Dedicated to the Health of the Female Pelvic Floor
The pelvic floor is one of the body's most interesting organ structures but unfortunately, also one of the least understood and most neglected.
Outside of health-care circles, the pelvic floor is virtually unknown and there are some physicians who have problems understanding and visualizing the pelvic floor. Despite its low profile, the pelvic floor plays a vitally important role in the human body's most intimate and reproductive functions. In women it is even more crucial to their health and happiness and is intimately involved in labor and delivery. With its central role in sexuality and childbirth, the female pelvic floor is most intimately concerned with femininity. In both men and women, the pelvic floor is also involved with excretory functions namely urination and defecation.

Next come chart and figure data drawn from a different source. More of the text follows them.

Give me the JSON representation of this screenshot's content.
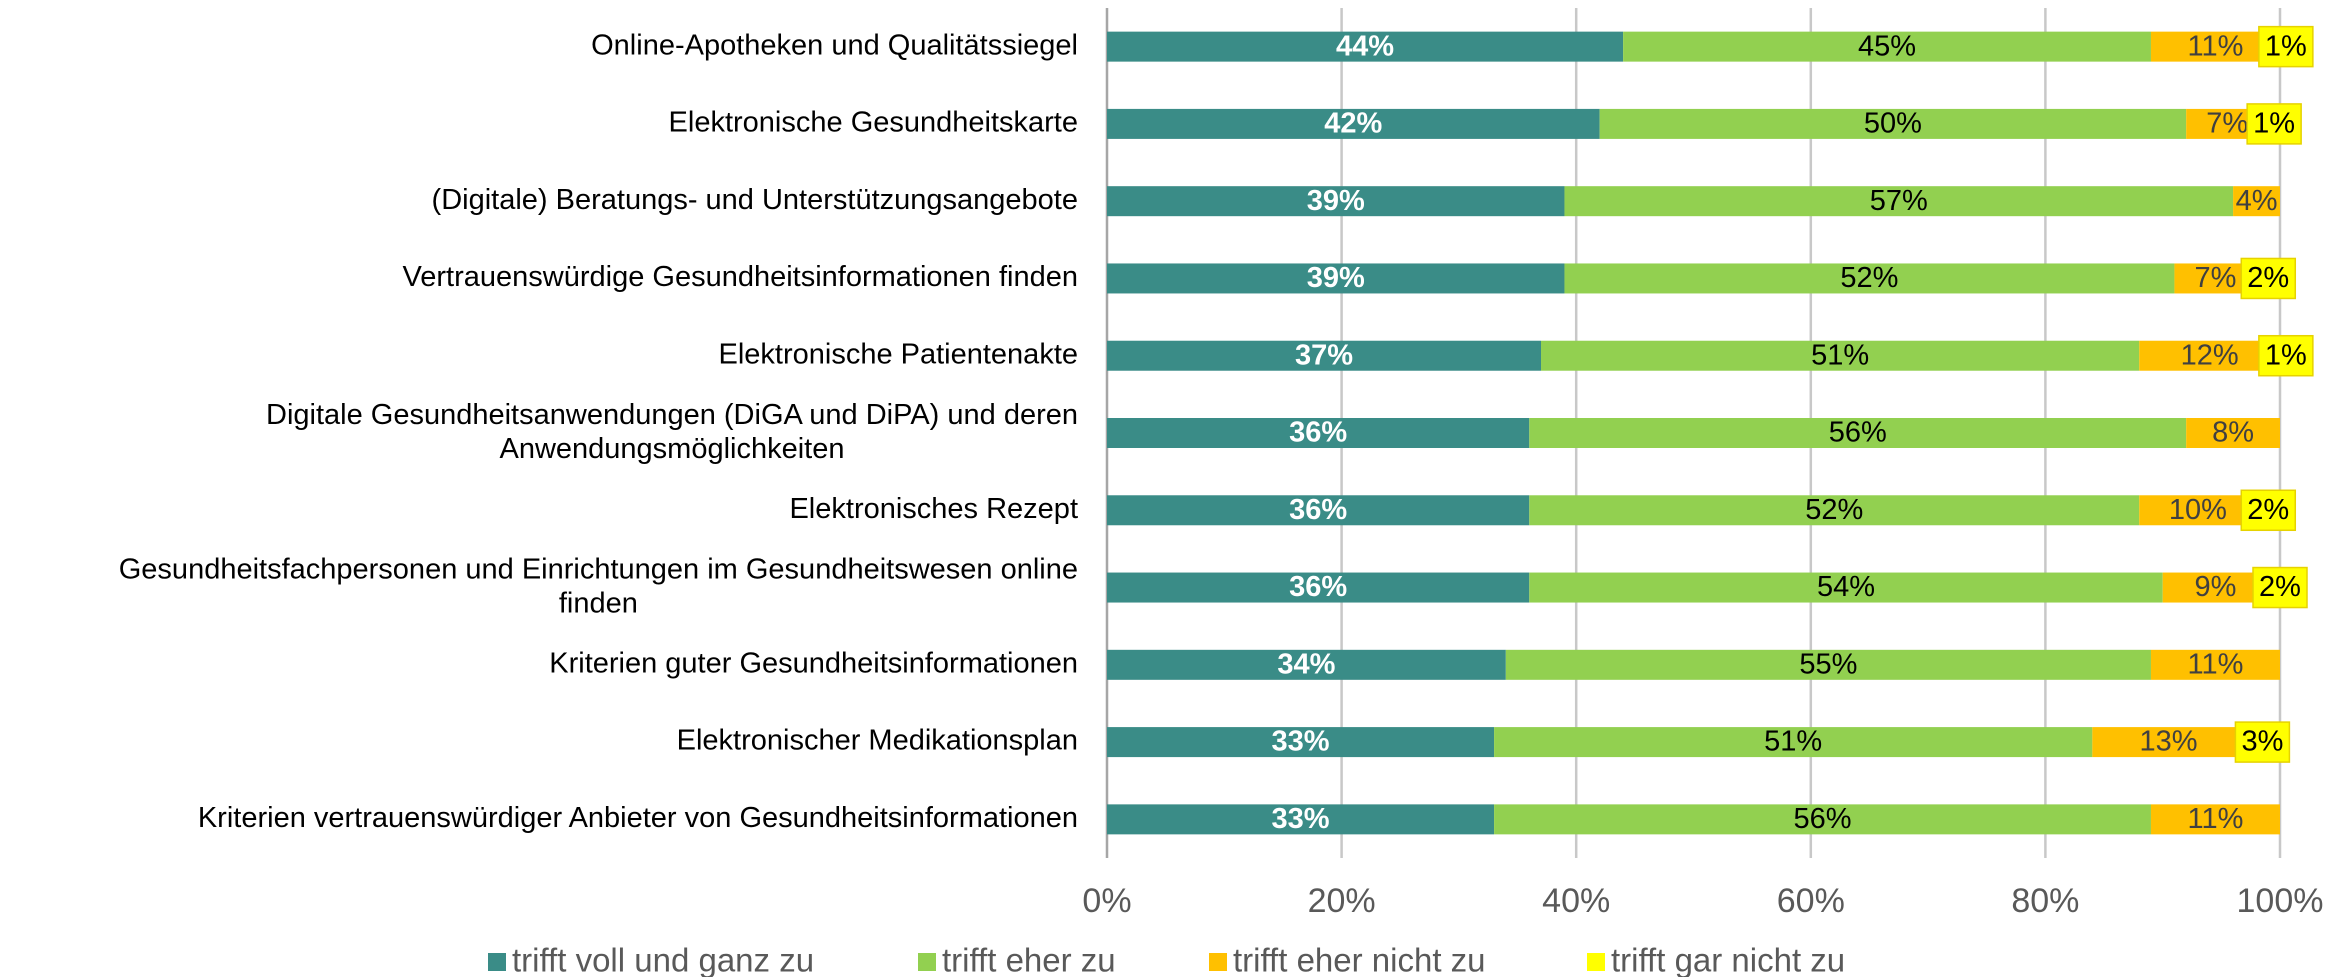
{
  "chart_data": {
    "type": "stacked-bar-horizontal",
    "categories": [
      "Online-Apotheken und Qualitätssiegel",
      "Elektronische Gesundheitskarte",
      "(Digitale) Beratungs- und Unterstützungsangebote",
      "Vertrauenswürdige Gesundheitsinformationen finden",
      "Elektronische Patientenakte",
      "Digitale Gesundheitsanwendungen (DiGA und DiPA) und deren\nAnwendungsmöglichkeiten",
      "Elektronisches Rezept",
      "Gesundheitsfachpersonen und Einrichtungen im Gesundheitswesen online\nfinden",
      "Kriterien guter Gesundheitsinformationen",
      "Elektronischer Medikationsplan",
      "Kriterien vertrauenswürdiger Anbieter von Gesundheitsinformationen"
    ],
    "series": [
      {
        "name": "trifft voll und ganz zu",
        "color": "#3a8c87",
        "values": [
          44,
          42,
          39,
          39,
          37,
          36,
          36,
          36,
          34,
          33,
          33
        ],
        "value_labels": [
          "44%",
          "42%",
          "39%",
          "39%",
          "37%",
          "36%",
          "36%",
          "36%",
          "34%",
          "33%",
          "33%"
        ]
      },
      {
        "name": "trifft eher zu",
        "color": "#92d050",
        "values": [
          45,
          50,
          57,
          52,
          51,
          56,
          52,
          54,
          55,
          51,
          56
        ],
        "value_labels": [
          "45%",
          "50%",
          "57%",
          "52%",
          "51%",
          "56%",
          "52%",
          "54%",
          "55%",
          "51%",
          "56%"
        ]
      },
      {
        "name": "trifft eher nicht zu",
        "color": "#ffc000",
        "values": [
          11,
          7,
          4,
          7,
          12,
          8,
          10,
          9,
          11,
          13,
          11
        ],
        "value_labels": [
          "11%",
          "7%",
          "4%",
          "7%",
          "12%",
          "8%",
          "10%",
          "9%",
          "11%",
          "13%",
          "11%"
        ]
      },
      {
        "name": "trifft gar nicht zu",
        "color": "#ffff00",
        "values": [
          1,
          1,
          null,
          2,
          1,
          null,
          2,
          2,
          null,
          3,
          null
        ],
        "value_labels": [
          "1%",
          "1%",
          null,
          "2%",
          "1%",
          null,
          "2%",
          "2%",
          null,
          "3%",
          null
        ]
      }
    ],
    "xlim": [
      0,
      100
    ],
    "xticks": [
      {
        "value": 0,
        "label": "0%"
      },
      {
        "value": 20,
        "label": "20%"
      },
      {
        "value": 40,
        "label": "40%"
      },
      {
        "value": 60,
        "label": "60%"
      },
      {
        "value": 80,
        "label": "80%"
      },
      {
        "value": 100,
        "label": "100%"
      }
    ],
    "grid": true,
    "legend": "bottom"
  }
}
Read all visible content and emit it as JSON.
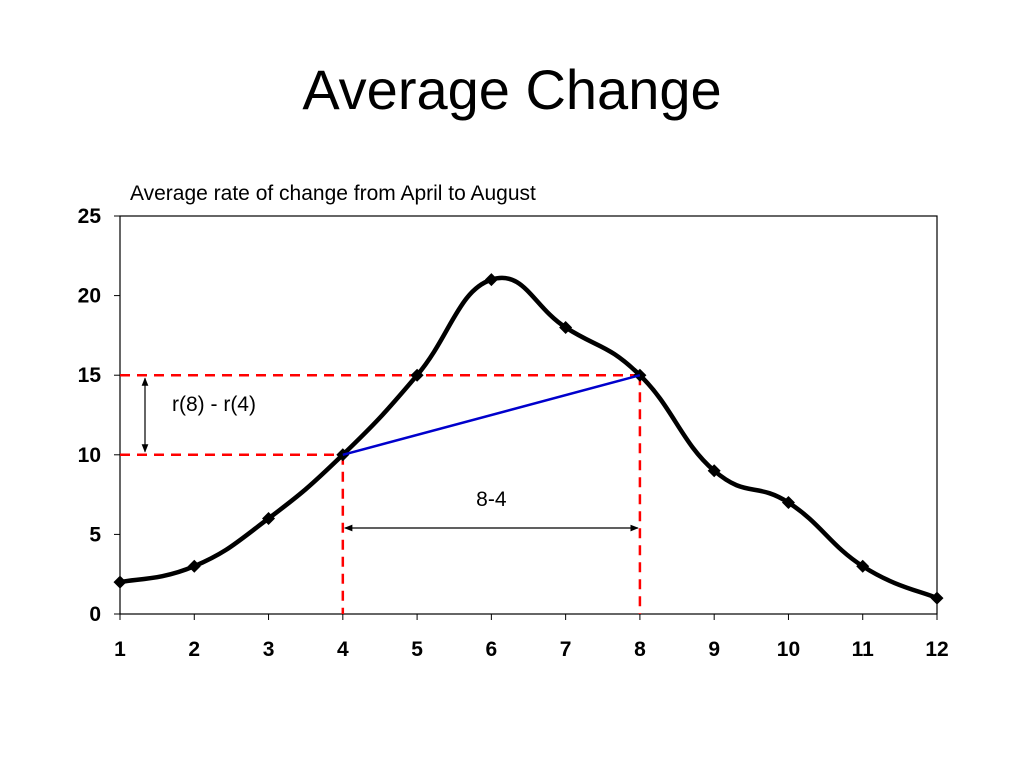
{
  "slide": {
    "title": "Average Change"
  },
  "colors": {
    "series_line": "#000000",
    "secant_line": "#0000cc",
    "guide_lines": "#ff0000",
    "arrows": "#000000"
  },
  "chart_data": {
    "type": "line",
    "title": "Average rate of change from April to August",
    "xlabel": "",
    "ylabel": "",
    "x": [
      1,
      2,
      3,
      4,
      5,
      6,
      7,
      8,
      9,
      10,
      11,
      12
    ],
    "series": [
      {
        "values": [
          2,
          3,
          6,
          10,
          15,
          21,
          18,
          15,
          9,
          7,
          3,
          1
        ],
        "marker": "diamond",
        "smooth": true
      }
    ],
    "xlim": [
      1,
      12
    ],
    "ylim": [
      0,
      25
    ],
    "xticks": [
      "1",
      "2",
      "3",
      "4",
      "5",
      "6",
      "7",
      "8",
      "9",
      "10",
      "11",
      "12"
    ],
    "yticks": [
      "0",
      "5",
      "10",
      "15",
      "20",
      "25"
    ],
    "grid": false,
    "legend": "none",
    "annotations": {
      "secant": {
        "from": [
          4,
          10
        ],
        "to": [
          8,
          15
        ]
      },
      "horizontal_guides": [
        10,
        15
      ],
      "vertical_guides": [
        4,
        8
      ],
      "vertical_arrow_label": "r(8) - r(4)",
      "horizontal_arrow_label": "8-4",
      "horizontal_arrow_y": 5.4
    }
  }
}
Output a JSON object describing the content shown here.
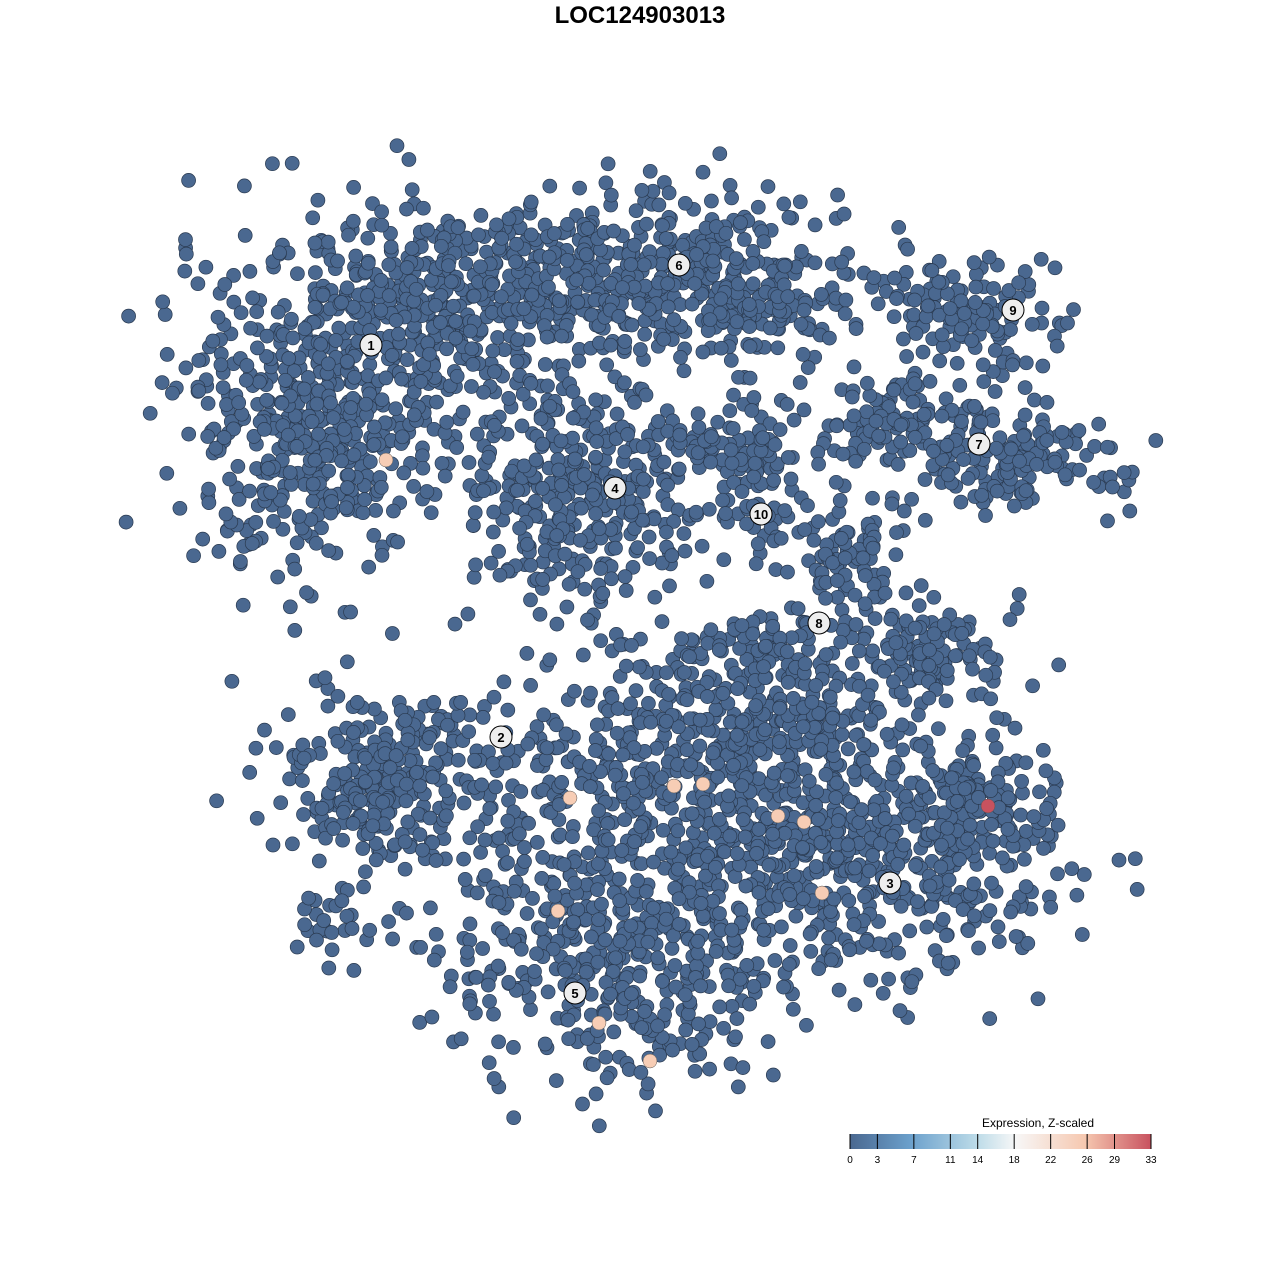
{
  "chart_data": {
    "type": "scatter",
    "title": "LOC124903013",
    "xlabel": "",
    "ylabel": "",
    "grid": false,
    "cluster_labels": [
      "1",
      "2",
      "3",
      "4",
      "5",
      "6",
      "7",
      "8",
      "9",
      "10"
    ],
    "highlighted_points": [
      {
        "cluster": "1",
        "value": 20
      },
      {
        "cluster": "2",
        "value": 20
      },
      {
        "cluster": "5",
        "value": 20
      },
      {
        "cluster": "5",
        "value": 20
      },
      {
        "cluster": "5",
        "value": 20
      },
      {
        "cluster": "3",
        "value": 20
      },
      {
        "cluster": "3",
        "value": 20
      },
      {
        "cluster": "3",
        "value": 20
      },
      {
        "cluster": "5",
        "value": 20
      },
      {
        "cluster": "5",
        "value": 20
      },
      {
        "cluster": "3",
        "value": 33
      }
    ],
    "baseline_value": 0,
    "legend": {
      "title": "Expression, Z-scaled",
      "placement": "bottom-right",
      "ticks": [
        "0",
        "3",
        "7",
        "11",
        "14",
        "18",
        "22",
        "26",
        "29",
        "33"
      ],
      "range": [
        0,
        33
      ],
      "colors": [
        "#4a6890",
        "#6ba0cc",
        "#d9e9f2",
        "#f7f7f7",
        "#f6c8b0",
        "#c8525f"
      ]
    },
    "point_color": "#4a6890"
  }
}
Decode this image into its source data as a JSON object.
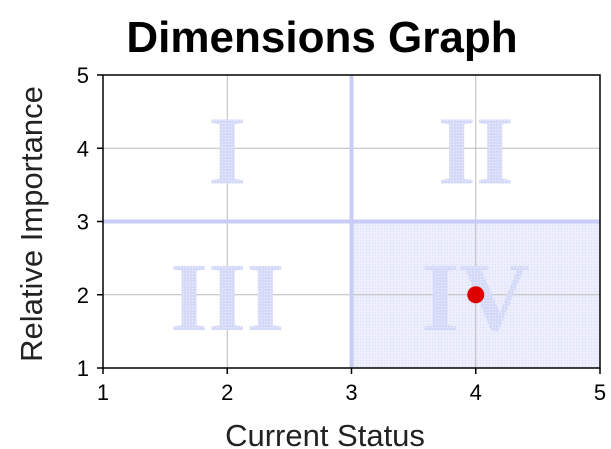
{
  "chart_data": {
    "type": "scatter",
    "title": "Dimensions Graph",
    "xlabel": "Current Status",
    "ylabel": "Relative Importance",
    "xlim": [
      1,
      5
    ],
    "ylim": [
      1,
      5
    ],
    "xticks": [
      "1",
      "2",
      "3",
      "4",
      "5"
    ],
    "yticks": [
      "1",
      "2",
      "3",
      "4",
      "5"
    ],
    "grid": true,
    "dividers": {
      "x": 3,
      "y": 3
    },
    "quadrants": [
      {
        "label": "I",
        "x_center": 2,
        "y_center": 4
      },
      {
        "label": "II",
        "x_center": 4,
        "y_center": 4
      },
      {
        "label": "III",
        "x_center": 2,
        "y_center": 2
      },
      {
        "label": "IV",
        "x_center": 4,
        "y_center": 2
      }
    ],
    "highlighted_quadrant": "IV",
    "points": [
      {
        "x": 4,
        "y": 2
      }
    ],
    "colors": {
      "point": "#dd0000",
      "divider": "#c8ccf6",
      "grid": "#bbbbbb",
      "quadrant_label": "#d2d6f8",
      "highlight": "#e6e8fb",
      "frame": "#000000"
    }
  }
}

Unfortunately, the female pelvic floor is vulnerable to the development of numerous disorders, which can seriously affect an individual's quality of life. The main reasons for this are the specifics of female anatomy, aging and vaginal childbirth.
As a urogynecologist, I see women on a daily basis with pelvic floor disorders. Some of these include urinary and fecal incontinence, bladder, bowel or uterine prolapse, painful intercourse, and chronic pelvic pain. My practice is one hundred percent focused on the pelvic floor. I do not deliver babies, oversee pregnant patients, or deal with gynecological issues other than pelvic floor disorders. As a result, I can focus all my energy, time and effort on helping women with their pelvic floor problems.
In a complicated field like this, specialization is essential. I am a respected, nationally and internationally known expert in urogynecology and have been asked to be on faculty and give lectures across the globe. My practice is mainly clinical, although I am also an assistant professor at the University of Calgary teaching residents and Fellows, as well as contributing to research.
In my practice I strive to provide the best clinical and technological investigative and therapeutic tools available. The latest technological advancements include the extremely exciting introduction of laser technology for incontinence, vaginal laxity, mild to moderate prolapse, as well as vaginal atrophy. The laser might be of particular interest to women with atrophy who do not want or should not use any hormone products.
Most patients usually have difficulty understanding what is happening, how and why it happened, and what treatment options are available.
Through my years of practice, I have become acutely aware of the need to educate women about the existence of the pelvic floor and also the care of the pelvic floor. Fortunately the increasing emphasis on Women's Health over the last few years has helped, and there are now many medical forums and conferences dedicated to these issues. The various continence societies are also doing a great job in teaching and raising awareness. Yet, in spite of this I have still found a very low level of awareness regarding the pelvic floor. As a result, I have made it a mission to educate as many women as possible about their pelvic floor health.
I have co-authored two books, both published by Prometheus Books of New York, explaining the pelvic floor and the causes of it's disorders in detail. The whole idea is to make information regarding pelvic floor disorders accessible and understandable. These books will arm women with the knowledge and ability to understand their bodies better and will enable them to ask their health care providers questions regarding proposed or possible procedures and interventions that may be required. Women are encouraged to become involved in the decisions regarding childbirth and the point is made that an elective preventative cesarean birth may be the right decision for some women. We also argue that women should have the right to choose an elective cesarean birth if that is their wish.
The books are about more than just childbirth however. It would be of equal value to those women who already suffer from pelvic floor problems like incontinence, prolapse (sagging pelvic organs), or pelvic pain. These problems are discussed and illustrated in detail, and the treatment options are discussed thoroughly.
For a long time I've been irritated by consumer healthcare books and publications that seem to dismiss the reader's intelligence. In our books, my co-authors and I strive to arm women with information and courage to make decisions about their body; how they will bring their children into this world, as well as what treatment to demand and expect for pelvic floor disorders. There is no attempt to "whitewash" the problems as I so commonly observe in other books. The facts are given as they are, even if sometimes scary.
I sincerely hope that through my books, and through my practice, especially with my continued search for better and less invasive but still effective treatment options, I will be able to make a significant impact on the women who put their trust in me as physician, and whom I am privileged to call my patients.